I have a friend in the US who recommends it so I've been trying to produce the liquid for 3 months now, but I'm wary of using it without others recomnendations and experience. Photos of the "syrup" as it brews for now.
 

Attachments

  • 20240823_163849.jpg
    20240823_163849.jpg
    1.7 MB
  • 20240823_163841.jpg
    20240823_163841.jpg
    1.2 MB
By using alternate coats of iron nitrate and tannic acid, your stock may appear as black as coal. Or like mine, very dark and green until heated. Then it was still sort of ugly and drab until it saw the first finish. Using your preference of Scotch Brite pads, steel or brass wool, or little pieces of 400 grit sandpaper dipped in finish. You rub it back until you get the desired look. The end grain will hang onto the black longer. Enhancing the curl.

View attachment 343733

View attachment 343734

View attachment 343735View attachment 343730
That's very pretty. I've been experimenting with different things today to see what works best for me.
 
By using alternate coats of iron nitrate and tannic acid, your stock may appear as black as coal. Or like mine, very dark and green until heated. Then it was still sort of ugly and drab until it saw the first finish. Using your preference of Scotch Brite pads, steel or brass wool, or little pieces of 400 grit sandpaper dipped in finish. You rub it back until you get the desired look. The end grain will hang onto the black longer. Enhancing the curl.

View attachment 343733

View attachment 343734

View attachment 343735View attachment 343730
Would you get the same results or similar by not alternating coats of nitrate and tannic ?
Are the results similar if just coating twice with nitrate - then blush - then tannic ?
I'm trying to understand the process.

And I wonder .. can a stock done with iron nitrate and 2 coats of tried & true - - - be overstrained with tannic ?
 
Would you get the same results or similar by not alternating coats of nitrate and tannic ?
Are the results similar if just coating twice with nitrate - then blush - then tannic ?
I'm trying to understand the process.

And I wonder .. can a stock done with iron nitrate and 2 coats of tried & true - - - be overstrained with tannic ?

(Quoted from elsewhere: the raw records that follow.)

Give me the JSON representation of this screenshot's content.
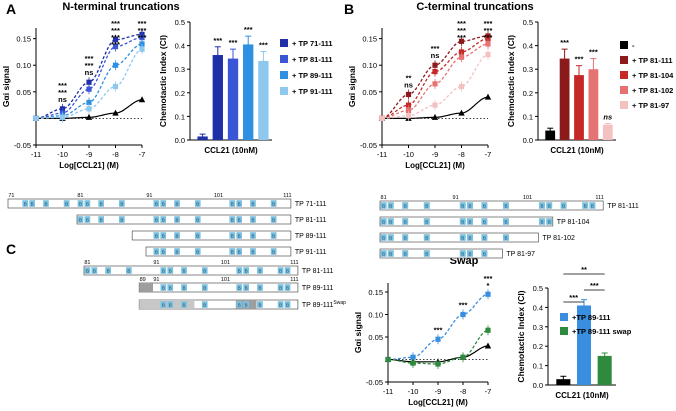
{
  "colors": {
    "black": "#000000",
    "n71": "#1f2fa8",
    "n81": "#3a56d6",
    "n89": "#2f8fe0",
    "n91": "#8fc8ee",
    "c111": "#8b1a1a",
    "c104": "#c62828",
    "c102": "#e57373",
    "c97": "#f4c1c1",
    "sw89": "#3a8ee0",
    "swap": "#2e8b3e",
    "seqbox": "#7cc1df",
    "shade": "#9e9e9e"
  },
  "panel_labels": {
    "a": "A",
    "b": "B",
    "c": "C"
  },
  "chart_data": [
    {
      "id": "A_dose",
      "type": "line",
      "title": "N-terminal truncations",
      "xlabel": "Log[CCL21] (M)",
      "ylabel": "Gαi signal",
      "x": [
        -11,
        -10,
        -9,
        -8,
        -7
      ],
      "xticks": [
        "-11",
        "-10",
        "-9",
        "-8",
        "-7"
      ],
      "yticks": [
        "-0.05",
        "0.05",
        "0.10",
        "0.15"
      ],
      "ylim": [
        -0.05,
        0.17
      ],
      "baseline_dotted": 0,
      "series": [
        {
          "name": "CCL21",
          "color": "#000000",
          "marker": "triangle",
          "values": [
            0,
            0,
            0.002,
            0.01,
            0.035
          ]
        },
        {
          "name": "+ TP 71-111",
          "color": "#1f2fa8",
          "marker": "square",
          "values": [
            0,
            0.018,
            0.068,
            0.148,
            0.158
          ]
        },
        {
          "name": "+ TP 81-111",
          "color": "#3a56d6",
          "marker": "square",
          "values": [
            0,
            0.01,
            0.055,
            0.135,
            0.152
          ]
        },
        {
          "name": "+ TP 89-111",
          "color": "#2f8fe0",
          "marker": "square",
          "values": [
            0,
            0.005,
            0.03,
            0.1,
            0.14
          ]
        },
        {
          "name": "+ TP 91-111",
          "color": "#8fc8ee",
          "marker": "square",
          "values": [
            0,
            0.002,
            0.018,
            0.06,
            0.13
          ]
        }
      ],
      "annotations": [
        {
          "x": -10,
          "lines": [
            "***",
            "***",
            "ns"
          ]
        },
        {
          "x": -9,
          "lines": [
            "***",
            "***",
            "ns"
          ]
        },
        {
          "x": -8,
          "lines": [
            "***",
            "***",
            "***",
            "***"
          ]
        },
        {
          "x": -7,
          "lines": [
            "***",
            "***",
            "***"
          ]
        }
      ]
    },
    {
      "id": "A_bar",
      "type": "bar",
      "ylabel": "Chemotactic Index (CI)",
      "xlabel": "CCL21   (10nM)",
      "ylim": [
        0,
        0.5
      ],
      "yticks": [
        "0.0",
        "0.1",
        "0.2",
        "0.3",
        "0.4",
        "0.5"
      ],
      "bars": [
        {
          "name": "CCL21",
          "value": 0.015,
          "err": 0.01,
          "color": "#1f2fa8",
          "sig": ""
        },
        {
          "name": "+ TP 71-111",
          "value": 0.36,
          "err": 0.035,
          "color": "#1f2fa8",
          "sig": "***"
        },
        {
          "name": "+ TP 81-111",
          "value": 0.345,
          "err": 0.04,
          "color": "#3a56d6",
          "sig": "***"
        },
        {
          "name": "+ TP 89-111",
          "value": 0.405,
          "err": 0.035,
          "color": "#2f8fe0",
          "sig": "***"
        },
        {
          "name": "+ TP 91-111",
          "value": 0.335,
          "err": 0.04,
          "color": "#8fc8ee",
          "sig": "***"
        }
      ],
      "legend": [
        "+ TP 71-111",
        "+ TP 81-111",
        "+ TP 89-111",
        "+ TP 91-111"
      ]
    },
    {
      "id": "B_dose",
      "type": "line",
      "title": "C-terminal truncations",
      "xlabel": "Log[CCL21] (M)",
      "ylabel": "Gαi signal",
      "x": [
        -11,
        -10,
        -9,
        -8,
        -7
      ],
      "xticks": [
        "-11",
        "-10",
        "-9",
        "-8",
        "-7"
      ],
      "yticks": [
        "-0.05",
        "0.05",
        "0.10",
        "0.15"
      ],
      "ylim": [
        -0.05,
        0.17
      ],
      "baseline_dotted": 0,
      "series": [
        {
          "name": "CCL21",
          "color": "#000000",
          "marker": "triangle",
          "values": [
            0,
            0,
            0.002,
            0.01,
            0.04
          ]
        },
        {
          "name": "+ TP 81-111",
          "color": "#8b1a1a",
          "marker": "square",
          "values": [
            0,
            0.045,
            0.1,
            0.145,
            0.155
          ]
        },
        {
          "name": "+ TP 81-104",
          "color": "#c62828",
          "marker": "square",
          "values": [
            0,
            0.025,
            0.088,
            0.125,
            0.15
          ]
        },
        {
          "name": "+ TP 81-102",
          "color": "#e57373",
          "marker": "square",
          "values": [
            0,
            0.015,
            0.065,
            0.115,
            0.14
          ]
        },
        {
          "name": "+ TP 81-97",
          "color": "#f4c1c1",
          "marker": "square",
          "values": [
            0,
            0.005,
            0.025,
            0.06,
            0.12
          ]
        }
      ],
      "annotations": [
        {
          "x": -10,
          "lines": [
            "**",
            "ns"
          ]
        },
        {
          "x": -9,
          "lines": [
            "***",
            "ns"
          ]
        },
        {
          "x": -8,
          "lines": [
            "***",
            "***",
            "***"
          ]
        },
        {
          "x": -7,
          "lines": [
            "***",
            "***",
            "***"
          ]
        }
      ]
    },
    {
      "id": "B_bar",
      "type": "bar",
      "ylabel": "Chemotactic Index (CI)",
      "xlabel": "CCL21   (10nM)",
      "ylim": [
        0,
        0.5
      ],
      "yticks": [
        "0.0",
        "0.1",
        "0.2",
        "0.3",
        "0.4",
        "0.5"
      ],
      "bars": [
        {
          "name": "-",
          "value": 0.04,
          "err": 0.01,
          "color": "#000000",
          "sig": ""
        },
        {
          "name": "+ TP 81-111",
          "value": 0.345,
          "err": 0.04,
          "color": "#8b1a1a",
          "sig": "***"
        },
        {
          "name": "+ TP 81-104",
          "value": 0.275,
          "err": 0.04,
          "color": "#c62828",
          "sig": "***"
        },
        {
          "name": "+ TP 81-102",
          "value": 0.3,
          "err": 0.045,
          "color": "#e57373",
          "sig": "***"
        },
        {
          "name": "+ TP 81-97",
          "value": 0.065,
          "err": 0.005,
          "color": "#f4c1c1",
          "sig": "ns"
        }
      ],
      "legend": [
        "-",
        "+ TP 81-111",
        "+ TP 81-104",
        "+ TP 81-102",
        "+ TP 81-97"
      ]
    },
    {
      "id": "C_dose",
      "type": "line",
      "title": "Swap",
      "xlabel": "Log[CCL21] (M)",
      "ylabel": "Gαi signal",
      "x": [
        -11,
        -10,
        -9,
        -8,
        -7
      ],
      "xticks": [
        "-11",
        "-10",
        "-9",
        "-8",
        "-7"
      ],
      "yticks": [
        "-0.05",
        "0.05",
        "0.10",
        "0.15"
      ],
      "ylim": [
        -0.05,
        0.17
      ],
      "baseline_dotted": 0,
      "series": [
        {
          "name": "CCL21",
          "color": "#000000",
          "marker": "triangle",
          "values": [
            0,
            -0.005,
            -0.005,
            0.005,
            0.03
          ]
        },
        {
          "name": "+TP 89-111",
          "color": "#3a8ee0",
          "marker": "square",
          "values": [
            0,
            0.005,
            0.045,
            0.1,
            0.145
          ]
        },
        {
          "name": "+TP 89-111 swap",
          "color": "#2e8b3e",
          "marker": "square",
          "values": [
            0,
            -0.008,
            -0.01,
            0.005,
            0.065
          ]
        }
      ],
      "annotations": [
        {
          "x": -9,
          "lines": [
            "***"
          ]
        },
        {
          "x": -8,
          "lines": [
            "***"
          ]
        },
        {
          "x": -7,
          "lines": [
            "***",
            "*"
          ]
        }
      ]
    },
    {
      "id": "C_bar",
      "type": "bar",
      "ylabel": "Chemotactic Index (CI)",
      "xlabel": "CCL21   (10nM)",
      "ylim": [
        0,
        0.5
      ],
      "yticks": [
        "0.0",
        "0.1",
        "0.2",
        "0.3",
        "0.4",
        "0.5"
      ],
      "bars": [
        {
          "name": "CCL21",
          "value": 0.03,
          "err": 0.015,
          "color": "#000000"
        },
        {
          "name": "+TP 89-111",
          "value": 0.41,
          "err": 0.03,
          "color": "#3a8ee0"
        },
        {
          "name": "+TP 89-111 swap",
          "value": 0.15,
          "err": 0.015,
          "color": "#2e8b3e"
        }
      ],
      "legend": [
        "+TP 89-111",
        "+TP 89-111 swap"
      ],
      "brackets": [
        {
          "from": 0,
          "to": 2,
          "label": "**"
        },
        {
          "from": 0,
          "to": 1,
          "label": "***"
        },
        {
          "from": 1,
          "to": 2,
          "label": "***"
        }
      ]
    }
  ],
  "constructs_A": [
    {
      "label": "TP 71-111",
      "start": 71,
      "end": 111
    },
    {
      "label": "TP 81-111",
      "start": 81,
      "end": 111
    },
    {
      "label": "TP 89-111",
      "start": 89,
      "end": 111
    },
    {
      "label": "TP 91-111",
      "start": 91,
      "end": 111
    }
  ],
  "constructs_A_numbers": [
    "71",
    "81",
    "91",
    "101",
    "111"
  ],
  "constructs_B": [
    {
      "label": "TP 81-111",
      "start": 81,
      "end": 111
    },
    {
      "label": "TP 81-104",
      "start": 81,
      "end": 104
    },
    {
      "label": "TP 81-102",
      "start": 81,
      "end": 102
    },
    {
      "label": "TP 81-97",
      "start": 81,
      "end": 97
    }
  ],
  "constructs_B_numbers": [
    "81",
    "91",
    "101",
    "111"
  ],
  "constructs_C": [
    {
      "label": "TP 81-111",
      "start": 81,
      "end": 111,
      "shade": false,
      "nums": [
        "81",
        "91",
        "101",
        "111"
      ]
    },
    {
      "label": "TP 89-111",
      "start": 89,
      "end": 111,
      "shade": true,
      "nums": [
        "89",
        "91",
        "101",
        "111"
      ]
    },
    {
      "label": "TP 89-111",
      "sup": "Swap",
      "start": 89,
      "end": 111,
      "shade": "swap",
      "nums": []
    }
  ],
  "box_glyph": "B"
}
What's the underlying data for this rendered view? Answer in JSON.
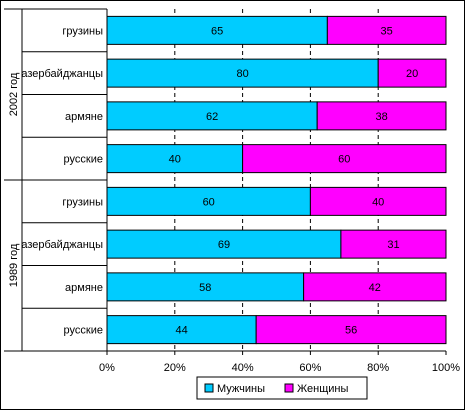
{
  "chart_data": {
    "type": "bar",
    "orientation": "horizontal",
    "stacked": "percent",
    "groups": [
      {
        "name": "2002 год",
        "categories": [
          "грузины",
          "азербайджанцы",
          "армяне",
          "русские"
        ]
      },
      {
        "name": "1989 год",
        "categories": [
          "грузины",
          "азербайджанцы",
          "армяне",
          "русские"
        ]
      }
    ],
    "series": [
      {
        "name": "Мужчины",
        "color": "#00ccff",
        "values": [
          65,
          80,
          62,
          40,
          60,
          69,
          58,
          44
        ]
      },
      {
        "name": "Женщины",
        "color": "#ff00ff",
        "values": [
          35,
          20,
          38,
          60,
          40,
          31,
          42,
          56
        ]
      }
    ],
    "x_ticks": [
      "0%",
      "20%",
      "40%",
      "60%",
      "80%",
      "100%"
    ],
    "xlim": [
      0,
      100
    ],
    "grid": "vertical dashed",
    "legend_position": "bottom"
  }
}
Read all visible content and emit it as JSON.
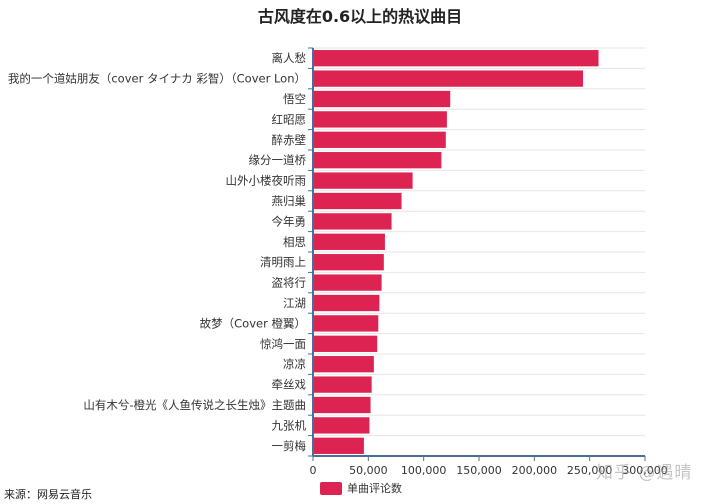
{
  "chart_data": {
    "type": "bar",
    "orientation": "horizontal",
    "title": "古风度在0.6以上的热议曲目",
    "categories": [
      "离人愁",
      "我的一个道姑朋友（cover タイナカ 彩智）（Cover Lon）",
      "悟空",
      "红昭愿",
      "醉赤壁",
      "缘分一道桥",
      "山外小楼夜听雨",
      "燕归巢",
      "今年勇",
      "相思",
      "清明雨上",
      "盗将行",
      "江湖",
      "故梦（Cover 橙翼）",
      "惊鸿一面",
      "凉凉",
      "牵丝戏",
      "山有木兮-橙光《人鱼传说之长生烛》主题曲",
      "九张机",
      "一剪梅"
    ],
    "series": [
      {
        "name": "单曲评论数",
        "color": "#dc2352",
        "values": [
          258000,
          244000,
          124000,
          121000,
          120000,
          116000,
          90000,
          80000,
          71000,
          65000,
          64000,
          62000,
          60000,
          59000,
          58000,
          55000,
          53000,
          52000,
          51000,
          46000
        ]
      }
    ],
    "xlim": [
      0,
      300000
    ],
    "xticks": [
      "0",
      "50,000",
      "100,000",
      "150,000",
      "200,000",
      "250,000",
      "300,000"
    ],
    "xlabel": "",
    "ylabel": "",
    "grid": true,
    "legend": "bottom-center"
  },
  "footer": {
    "source": "来源：网易云音乐",
    "watermark": "知乎 @遇晴"
  }
}
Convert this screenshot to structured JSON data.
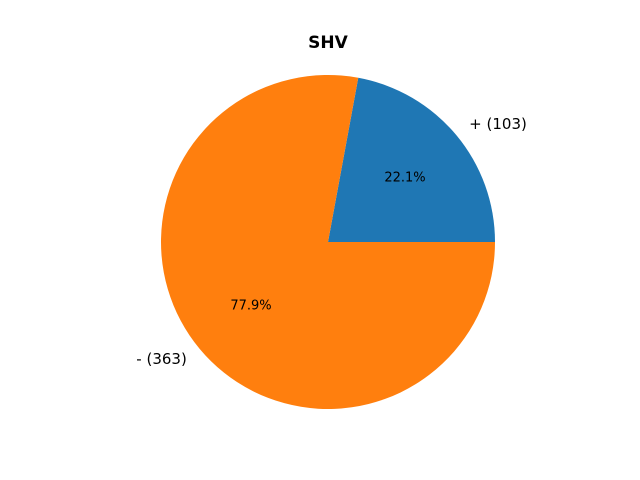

The only way to know, is to test it. And each piece of wood may react a bit differently.

Once a finish has been applied, it could be attempted knowing that a complete sanding and do over might be necessary.
 
...so I've been trying to produce the liquid for 3 months now..
Ancient recipe that goes back at least 1,500 years. Called "atramentum" or "shoe black" in the medieval period, more recently known as vinagroon. You can also use ground-up iron sulfate mineral in place of iron, works better and faster than dissolving iron.

Acetic acid + iron = iron acetate + hydrogen gas

Used primarily to turn leather black through the interaction of iron acetate and tannins. When dyeing leather, I add ground-up oak galls for more tannin. I've never used vinagroon on wood.

It should only take a couple of weeks to make vinagroon, even if you used a weak household 5% vinegar. I've made the stuff many times, and I've never had any brew look like THAT!!!